Les résultats ont été soumis à l’avis et l’éclairage de différents spécialistes issus des organisations représentant le secteur de la production ou encore de la protection des consommateurs. Voir le détail
Quel cadre légal ?
En Belgique, la “réduflation” ne fait l’objet d’aucune interdiction : pour autant que la quantité renseignée sur l’emballage corresponde à la quantité réelle et que le client dispose du prix de vente brut ainsi que du prix du produit rapporté à son unité de mesure (un prix au kg, par exemple), cette pratique commerciale n’est pas considérée comme trompeuse.
Les fabricants et distributeurs ne sont en aucun cas obligés d’indiquer explicitement un changement dans la quantité/le poids du produit dans son prix à l’unité de mesure. C’est donc au consommateur final d’être attentif et de faire ses petits calculs comparatifs.
En la matière, la législation belge est conforme au cadre européen, puisque la “shrinkflation” n’est pas reprise clairement dans la directive qui liste en encadre les pratiques commerciales déloyales.
Néanmoins, puisque la France agit, la question se pose à nouveau auprès de nos responsables politiques : notre ministre de l’Economie et notre secrétaire d’État à la Protection des consommateurs ont soumis le projet d’arrêté français à l’avis du Conseil central de l’Économie, un comité au rôle consultatif qui rassemble des experts issus des associations de protection des consommateurs (Test-Achats) mais aussi du secteur de la production (Fevia) ou encore de la distribution (Comeos).
A ce stade, faute d’informations objectives et chiffrées sur le phénomène en Belgique, le comité n’a pas été en mesure de remettre un avis clair sur la question et s’est cantonné à quelques pistes et réflexions sur cette nouvelle loi française, pointant notamment la charge administrative supplémentaire qu’elle induira pour les fabricants. Le Comité central de l’Economie met aussi en garde contre le possible effet pervers de cette nouvelle législation française, qui pourrait conduire à “stigmatiser” les produits faisant l’objet d’une réduflation, quand bien même leur prix à l’unité de mesure augmenterait moins ou resterait inférieur à celui d’autres produits concurrents.
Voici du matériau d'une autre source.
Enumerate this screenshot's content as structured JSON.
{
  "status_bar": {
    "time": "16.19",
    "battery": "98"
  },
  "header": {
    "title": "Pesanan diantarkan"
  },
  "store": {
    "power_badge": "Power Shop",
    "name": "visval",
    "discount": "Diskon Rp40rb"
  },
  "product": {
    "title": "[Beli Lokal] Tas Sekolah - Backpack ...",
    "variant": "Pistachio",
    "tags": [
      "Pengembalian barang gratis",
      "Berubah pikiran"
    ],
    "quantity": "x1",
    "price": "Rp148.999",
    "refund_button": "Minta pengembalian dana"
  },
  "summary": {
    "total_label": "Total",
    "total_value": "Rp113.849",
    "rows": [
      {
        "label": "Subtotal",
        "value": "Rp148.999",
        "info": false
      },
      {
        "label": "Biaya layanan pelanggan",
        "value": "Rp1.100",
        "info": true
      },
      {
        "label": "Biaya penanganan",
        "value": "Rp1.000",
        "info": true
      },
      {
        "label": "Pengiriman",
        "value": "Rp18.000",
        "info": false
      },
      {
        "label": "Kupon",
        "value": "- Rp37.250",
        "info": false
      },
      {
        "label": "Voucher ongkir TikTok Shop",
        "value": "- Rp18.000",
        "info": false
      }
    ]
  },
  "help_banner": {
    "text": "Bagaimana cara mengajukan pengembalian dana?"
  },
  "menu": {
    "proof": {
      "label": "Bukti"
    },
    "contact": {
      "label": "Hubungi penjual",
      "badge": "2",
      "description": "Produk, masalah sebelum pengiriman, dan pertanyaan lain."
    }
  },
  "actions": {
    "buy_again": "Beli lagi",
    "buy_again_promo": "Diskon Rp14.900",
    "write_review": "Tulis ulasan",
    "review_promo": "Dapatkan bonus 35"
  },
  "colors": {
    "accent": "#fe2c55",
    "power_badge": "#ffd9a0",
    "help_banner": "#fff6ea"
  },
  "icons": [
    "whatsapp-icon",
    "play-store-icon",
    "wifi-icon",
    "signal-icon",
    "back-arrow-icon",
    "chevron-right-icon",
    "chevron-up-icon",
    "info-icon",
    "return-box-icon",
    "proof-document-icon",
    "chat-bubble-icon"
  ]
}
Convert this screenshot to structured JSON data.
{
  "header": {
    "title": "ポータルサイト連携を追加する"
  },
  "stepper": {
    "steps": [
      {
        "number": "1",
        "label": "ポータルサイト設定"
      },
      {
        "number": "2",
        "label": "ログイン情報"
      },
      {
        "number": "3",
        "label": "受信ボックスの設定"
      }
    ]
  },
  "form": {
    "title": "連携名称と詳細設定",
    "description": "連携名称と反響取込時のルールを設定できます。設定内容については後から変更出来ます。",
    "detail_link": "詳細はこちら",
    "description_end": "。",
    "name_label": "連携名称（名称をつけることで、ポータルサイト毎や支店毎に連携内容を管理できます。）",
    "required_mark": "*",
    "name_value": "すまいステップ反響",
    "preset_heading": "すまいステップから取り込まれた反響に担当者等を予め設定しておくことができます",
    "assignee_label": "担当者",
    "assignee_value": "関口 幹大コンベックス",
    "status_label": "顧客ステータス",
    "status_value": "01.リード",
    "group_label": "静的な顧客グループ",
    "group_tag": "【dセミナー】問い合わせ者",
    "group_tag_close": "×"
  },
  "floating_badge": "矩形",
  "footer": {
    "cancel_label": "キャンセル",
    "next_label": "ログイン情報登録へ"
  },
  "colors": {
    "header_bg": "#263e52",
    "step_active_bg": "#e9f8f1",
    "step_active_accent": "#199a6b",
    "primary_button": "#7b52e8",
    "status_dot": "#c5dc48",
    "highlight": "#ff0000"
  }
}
Tous les types de produits concernés ?
La réduction de la taille d’un produit est une stratégie que les fabricants mettent en œuvre pour contrer ou pour anticiper la hausse de leurs coûts de production.
Cette pratique est davantage utilisée par les grandes marques et entreprises car elles en bénéficieront plus rapidement : lorsqu’on produit en grande quantité, une petite diminution de grammage pour chaque emballage aura très vite un grand conséquent.
En outre, plus les produits sont transformés, plus cette pratique sera facile à appliquer et plus difficile à discerner spontanément pour le consommateur final. Mais attention aux conclusions trop hâtives : une différence de grammage ou de taille peut aussi trouver son explication dans un changement de composition (remplacement de certains ingrédients par d’autres composants, parfois plus vertueux).
Après la "Shrinkflation", la "Stretchflation"...
La “Stretchflation” – du verbe anglais stretch, “étirer” – consiste, pour les fabricants de produits de grande consommation, à augmenter le poids d’un produit mais aussi son prix de manière disproportionnée.